Monday, January 6, 2014
Nassim (The Regent Hotel)
Poster Board # P1-14

Hong Yee Lim1, Eric Yng Xixin Yang1, Hui Hui Wang2, Wee Chuan Hing3, Kiok-Liang Teow, MSc2, Zhecheng Zhu2 and Angeline Chiam3, (1)Tan Tock Seng Hospital, Singapore, Singapore, (2)National Healthcare Group, Singapore, Singapore, (3)National University Hospital, Singapore, Singapore

Three public healthcare institutions’ outpatient pharmacies are deploying automated drug dispensing systems for better safety and improved efficiency. For the machines to pick the drug items, they have to be in boxes of pre-determined quantities, rather than in loose tablets. The purpose of the study is to design and implement a method that will optimise the re-pack configurations for greatest efficiency and lowest cost.

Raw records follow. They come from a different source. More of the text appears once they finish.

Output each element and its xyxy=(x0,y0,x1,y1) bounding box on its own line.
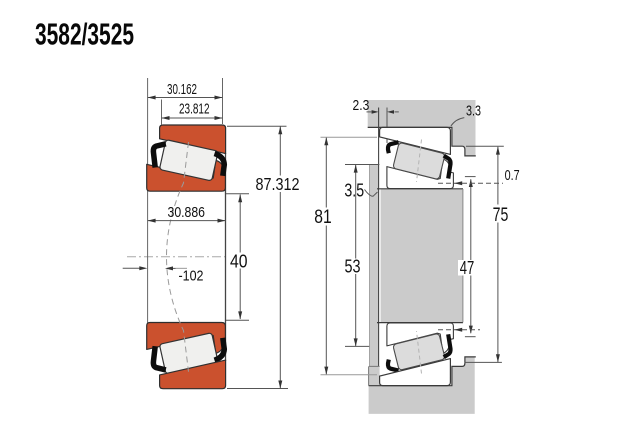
svg-text:3.5: 3.5 xyxy=(344,180,364,200)
svg-text:87.312: 87.312 xyxy=(256,174,300,194)
svg-text:-102: -102 xyxy=(179,267,204,284)
svg-text:23.812: 23.812 xyxy=(179,101,210,118)
svg-text:3.3: 3.3 xyxy=(466,103,481,120)
svg-text:47: 47 xyxy=(460,257,475,278)
svg-text:3582/3525: 3582/3525 xyxy=(35,17,134,52)
svg-text:0.7: 0.7 xyxy=(505,167,520,184)
svg-text:2.3: 2.3 xyxy=(353,97,370,114)
svg-text:53: 53 xyxy=(345,256,361,277)
svg-text:75: 75 xyxy=(493,205,509,226)
svg-text:40: 40 xyxy=(230,250,248,271)
svg-text:30.886: 30.886 xyxy=(168,204,206,221)
svg-text:81: 81 xyxy=(314,207,331,228)
svg-text:30.162: 30.162 xyxy=(167,81,197,98)
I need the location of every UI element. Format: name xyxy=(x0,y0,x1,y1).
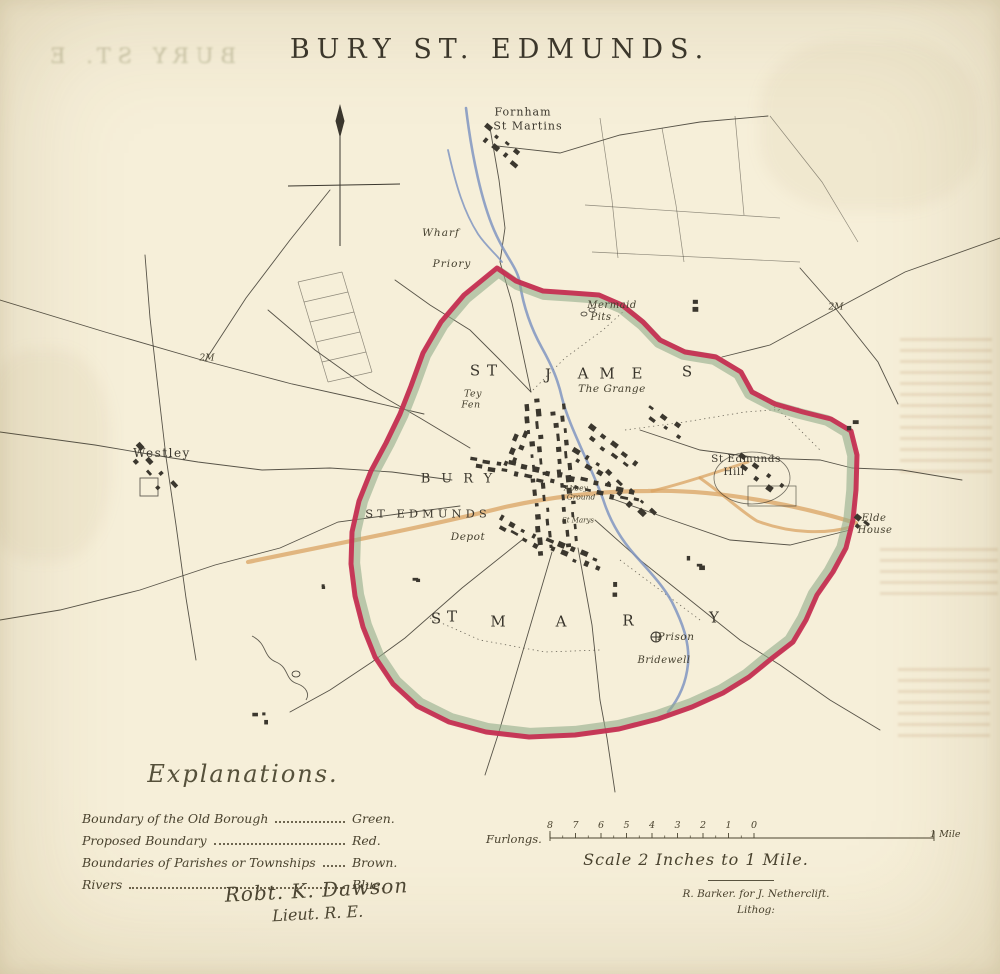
legend-heading: Explanations. xyxy=(82,760,404,788)
imprint-name: R. Barker. for J. Netherclift. xyxy=(646,888,866,900)
lithographer-imprint: R. Barker. for J. Netherclift. Lithog: xyxy=(646,888,866,916)
map-title: BURY ST. EDMUNDS. xyxy=(0,34,1000,65)
legend-row-0: Boundary of the Old BoroughGreen. xyxy=(82,804,404,826)
prison-symbol xyxy=(651,632,661,642)
river-lark xyxy=(466,108,688,712)
legend-row-2: Boundaries of Parishes or TownshipsBrown… xyxy=(82,848,404,870)
mile-label: 1 Mile xyxy=(930,829,961,840)
legend: Explanations. Boundary of the Old Boroug… xyxy=(82,760,404,892)
legend-dotted-leader xyxy=(275,821,345,823)
parish-boundary-brown xyxy=(248,491,856,562)
legend-color-word: Red. xyxy=(352,833,404,848)
map-sheet: BURY ST. E FornhamSt MartinsWharfPrioryM… xyxy=(0,0,1000,974)
legend-color-word: Brown. xyxy=(352,855,404,870)
imprint-lithog: Lithog: xyxy=(646,904,866,916)
imprint-divider xyxy=(708,880,774,881)
scale-caption: Scale 2 Inches to 1 Mile. xyxy=(546,850,846,869)
legend-dotted-leader xyxy=(323,865,345,867)
legend-label: Proposed Boundary xyxy=(82,833,207,848)
legend-row-1: Proposed BoundaryRed. xyxy=(82,826,404,848)
legend-label: Boundaries of Parishes or Townships xyxy=(82,855,316,870)
north-compass-icon xyxy=(288,104,400,246)
legend-dotted-leader xyxy=(214,843,345,845)
scale-bar: Furlongs. 876543210 1 Mile Scale 2 Inche… xyxy=(486,820,1000,940)
legend-label: Boundary of the Old Borough xyxy=(82,811,268,826)
legend-color-word: Green. xyxy=(352,811,404,826)
town-buildings xyxy=(133,123,870,725)
legend-label: Rivers xyxy=(82,877,122,892)
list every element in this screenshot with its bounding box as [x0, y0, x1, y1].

This is the first time that such machines are to be deployed where we need to determine the repacked box sizes to meet each patient’s prescription order. A team of pharmacists and operations researchers came together to study the trade-offs between the multiple objectives, such as extent of complete automation and number of boxes, Historical prescription patterns were analysed to and formed the basis of the quantities needed by the patients. Mathematical programming (mixed integer programming) was used as the framework to model and solve the problem at drug item level. The key objectives were maximising the extent of automation, i.e., prescriptions orders completely fulfilled by automation machines, and minimising the number of boxes used. The implicit constraint was to fulfil the quantity needed and within a given number of box configurations. This model was repeatedly used to find the optimal repacked sizes for each of the hundreds of drug items, each based on its prescription patterns and characteristics.


In total, there were about 800 drug items being studied equivalent to more than 5 million orders annually. A few options per drug item were given further deliberation. Of these items studied, we could achieve overall 95% automation and 2 boxes per line item. These results became the basis for inventory planning and workflow design.


The problem was combinatorial in nature and no simple “greedy” algorithm would guarantee an optimal solution. The mathematical programming framework provided a scientific method to breakdown the problem and ensured the solution search would be efficient and complete. The results were customised to individual drug item’s usage. In view of growing health care demand, this model helped us to tap the full potential of the automated dispensing machines. Also, the approach allowed the flexibility for one to fine tune the model if there were changes in constraints and optimisation criteria.